Streit um Corona-Schutzimpfung beim minderjährigen Kind - Welches Elternteil entscheidet?

(OLG Frankfurt a.M. v. 8.3.2021 - 6 UF 3/21)

Die Entscheidung über die Durchführung von Schutzimpfungen von Kindern kann bei Uneinigkeit der Eltern auf den Elternteil übertragen werden, der seine Haltung an den Empfehlungen der STIKO orientiert. Über die allgemeine Impffähigkeit des Kindes muss unabhängig von einer konkreten Impfung kein Sachverständigengutachten eingeholt werden, da nach den Empfehlungen der STIKO die Impffähigkeit in der konkreten Impfsituation ärztlich zu prüfen ist und bei einer Kontraindikation zu unterbleiben hat.

Der Fall

Die Eltern eines 2018 geborenen Kindes üben gemeinsam das elterliche Sorgerecht aus. Während die Mutter eine Impfung des Kindes gemäß den Empfehlungen der STIKO befürwortet,  verlangt der Vater eine gerichtliche Prüfung der Impffähigkeit des Kindes. Die Mutter beantragte daraufhin beim zuständigen Familiengericht, ihr die Entscheidungsbefugnis über Standardimpfungen zu übertragen und bekam in beiden Instanzen recht.

Die Entscheidung

Sind Eltern bei gemeinsamer elterlicher Sorge in bestimmten Angelegenheiten, die für das Kind von erheblicher Bedeutung ist, uneinig, kann auf Antrag eines Elternteils die Entscheidung einem Elternteil übertragen werden (§ 1628 S. 1 BGB). Dabei ist die Entscheidungskompetenz dem Elternteil zu übertragen, dessen Lösungsvorschlag dem Wohl des Kindes besser gerecht wird.

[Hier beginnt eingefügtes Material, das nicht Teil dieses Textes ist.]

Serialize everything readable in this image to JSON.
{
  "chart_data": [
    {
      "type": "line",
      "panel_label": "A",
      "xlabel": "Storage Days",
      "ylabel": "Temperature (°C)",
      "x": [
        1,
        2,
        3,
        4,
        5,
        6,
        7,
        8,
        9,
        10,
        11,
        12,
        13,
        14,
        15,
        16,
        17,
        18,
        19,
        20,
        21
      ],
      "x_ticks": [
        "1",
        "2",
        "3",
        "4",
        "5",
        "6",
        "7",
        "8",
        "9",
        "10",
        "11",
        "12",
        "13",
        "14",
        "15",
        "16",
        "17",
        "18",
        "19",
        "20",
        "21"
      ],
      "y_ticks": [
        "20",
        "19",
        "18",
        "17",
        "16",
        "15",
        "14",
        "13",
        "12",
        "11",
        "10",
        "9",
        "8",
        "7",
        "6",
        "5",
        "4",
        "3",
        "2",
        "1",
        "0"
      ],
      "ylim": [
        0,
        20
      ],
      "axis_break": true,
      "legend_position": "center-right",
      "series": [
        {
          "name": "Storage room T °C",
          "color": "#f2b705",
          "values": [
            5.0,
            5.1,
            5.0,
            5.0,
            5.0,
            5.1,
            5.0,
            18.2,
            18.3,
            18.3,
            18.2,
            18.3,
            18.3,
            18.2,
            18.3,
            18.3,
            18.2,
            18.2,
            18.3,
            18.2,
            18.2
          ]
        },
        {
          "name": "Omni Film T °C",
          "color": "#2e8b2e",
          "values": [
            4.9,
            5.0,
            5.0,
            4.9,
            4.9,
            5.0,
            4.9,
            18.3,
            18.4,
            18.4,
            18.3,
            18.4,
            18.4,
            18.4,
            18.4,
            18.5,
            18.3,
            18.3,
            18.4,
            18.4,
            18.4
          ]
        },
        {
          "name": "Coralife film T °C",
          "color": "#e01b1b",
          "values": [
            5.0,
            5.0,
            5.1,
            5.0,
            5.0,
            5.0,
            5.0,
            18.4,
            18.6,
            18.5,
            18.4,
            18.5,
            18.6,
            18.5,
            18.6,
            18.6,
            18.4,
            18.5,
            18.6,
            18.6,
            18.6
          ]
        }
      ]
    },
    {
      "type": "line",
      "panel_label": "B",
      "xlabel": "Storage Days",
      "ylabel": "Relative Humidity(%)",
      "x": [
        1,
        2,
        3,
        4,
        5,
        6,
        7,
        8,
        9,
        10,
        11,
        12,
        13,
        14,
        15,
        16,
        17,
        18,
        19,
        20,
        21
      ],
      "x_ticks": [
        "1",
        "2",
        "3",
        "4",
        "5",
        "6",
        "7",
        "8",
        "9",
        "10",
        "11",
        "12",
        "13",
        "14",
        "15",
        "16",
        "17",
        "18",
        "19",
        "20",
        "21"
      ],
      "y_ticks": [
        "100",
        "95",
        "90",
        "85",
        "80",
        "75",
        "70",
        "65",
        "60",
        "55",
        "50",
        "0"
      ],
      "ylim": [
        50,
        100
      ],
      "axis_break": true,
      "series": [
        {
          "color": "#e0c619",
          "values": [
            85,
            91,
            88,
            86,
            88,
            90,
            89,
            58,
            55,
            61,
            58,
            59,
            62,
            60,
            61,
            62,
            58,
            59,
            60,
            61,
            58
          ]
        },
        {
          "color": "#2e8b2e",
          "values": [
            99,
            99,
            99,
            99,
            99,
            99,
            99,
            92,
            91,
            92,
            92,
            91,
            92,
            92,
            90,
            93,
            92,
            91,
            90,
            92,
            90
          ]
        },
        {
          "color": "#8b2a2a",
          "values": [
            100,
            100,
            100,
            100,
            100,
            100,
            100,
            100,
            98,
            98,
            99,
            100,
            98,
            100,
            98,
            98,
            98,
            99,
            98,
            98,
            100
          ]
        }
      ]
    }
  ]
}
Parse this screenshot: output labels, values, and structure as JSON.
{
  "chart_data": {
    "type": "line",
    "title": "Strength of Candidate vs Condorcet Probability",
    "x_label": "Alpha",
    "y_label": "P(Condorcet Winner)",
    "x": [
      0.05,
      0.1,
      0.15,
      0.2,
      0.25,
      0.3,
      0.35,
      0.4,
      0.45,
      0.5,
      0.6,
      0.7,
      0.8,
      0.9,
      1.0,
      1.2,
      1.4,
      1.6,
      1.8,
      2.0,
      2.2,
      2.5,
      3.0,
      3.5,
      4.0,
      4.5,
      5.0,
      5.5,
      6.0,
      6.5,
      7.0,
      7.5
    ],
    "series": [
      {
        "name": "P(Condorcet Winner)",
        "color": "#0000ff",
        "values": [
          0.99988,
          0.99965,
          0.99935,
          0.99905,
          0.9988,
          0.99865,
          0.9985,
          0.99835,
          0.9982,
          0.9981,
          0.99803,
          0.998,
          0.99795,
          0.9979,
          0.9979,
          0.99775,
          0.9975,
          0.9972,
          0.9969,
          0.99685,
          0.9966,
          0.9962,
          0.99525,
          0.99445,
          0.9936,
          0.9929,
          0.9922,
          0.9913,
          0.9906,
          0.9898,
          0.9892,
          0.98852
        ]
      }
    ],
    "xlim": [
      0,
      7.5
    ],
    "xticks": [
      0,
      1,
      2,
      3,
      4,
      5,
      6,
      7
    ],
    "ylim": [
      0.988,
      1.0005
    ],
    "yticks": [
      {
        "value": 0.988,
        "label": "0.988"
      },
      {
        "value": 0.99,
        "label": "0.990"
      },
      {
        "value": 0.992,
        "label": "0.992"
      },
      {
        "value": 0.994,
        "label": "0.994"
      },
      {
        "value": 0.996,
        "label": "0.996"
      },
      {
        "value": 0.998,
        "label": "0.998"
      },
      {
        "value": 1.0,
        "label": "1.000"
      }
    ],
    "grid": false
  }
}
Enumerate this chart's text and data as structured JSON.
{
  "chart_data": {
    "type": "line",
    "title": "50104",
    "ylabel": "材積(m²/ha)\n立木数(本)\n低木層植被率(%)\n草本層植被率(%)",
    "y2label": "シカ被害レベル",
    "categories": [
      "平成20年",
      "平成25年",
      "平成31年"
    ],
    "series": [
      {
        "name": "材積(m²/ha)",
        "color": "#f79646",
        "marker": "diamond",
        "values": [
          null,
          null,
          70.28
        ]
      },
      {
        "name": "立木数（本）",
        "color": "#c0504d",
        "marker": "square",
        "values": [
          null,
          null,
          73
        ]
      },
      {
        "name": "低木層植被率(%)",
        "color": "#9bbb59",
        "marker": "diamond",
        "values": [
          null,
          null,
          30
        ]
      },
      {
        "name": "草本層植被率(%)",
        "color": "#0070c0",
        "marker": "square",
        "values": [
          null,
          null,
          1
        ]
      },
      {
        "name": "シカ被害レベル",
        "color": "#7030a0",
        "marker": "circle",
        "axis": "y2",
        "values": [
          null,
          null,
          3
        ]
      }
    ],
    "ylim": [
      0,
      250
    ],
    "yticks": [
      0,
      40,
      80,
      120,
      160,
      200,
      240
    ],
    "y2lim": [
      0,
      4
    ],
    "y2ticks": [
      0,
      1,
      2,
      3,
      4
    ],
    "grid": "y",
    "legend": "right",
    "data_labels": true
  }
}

Bei der Frage von Schutzimpfungen kann nach höchstrichterlicher Rechtsprechung grundsätzlich maßgeblich darauf abgestellt werden, dass ein Elternteil die Impfungen befürwortet und dies den Empfehlungen der STIKO entspricht. Dann bedarf es der Einholung eines Sachverständigengutachtens nur dann, wenn im Einzelfall ein konkreter Anlass zu weiteren Ermittlungen vorhanden ist.

Es kann somit davon ausgegangen werden, dass eine an den Empfehlungen der STIKO orientierte Entscheidung der Kindesmutter über vorzunehmende Impfungen im Ausgangspunkt das für das Kindeswohl bessere Konzept im Sinne der Rechtsprechung darstellt. Bei der Abwägung zwischen Risiken im Fall einer Impfung und Risiken bei unterbleibender Impfung kann die Entscheidung auf den Elternteil übertragen werden, der den fachlichen Empfehlungen der STIKO folgt. Diesen Empfehlungen kommt nämlich die Funktion eines antizipierten Sachverständigengutachtens zu. Da nach der  STIKO die Impffähigkeit in der konkreten Situation unter Berücksichtigung etwaiger Kontraindikationen ärztlich zu prüfen ist, bedarf es auch keiner weiteren gerichtlichen Aufklärung der Impffähigkeit des Kindes. Der Sorge des Vaters um die körperliche Unversehrtheit des Kindes im Hinblick auf den Impfvorgang selbst tragen die Empfehlungen der STIKO ebenfalls Rechnung.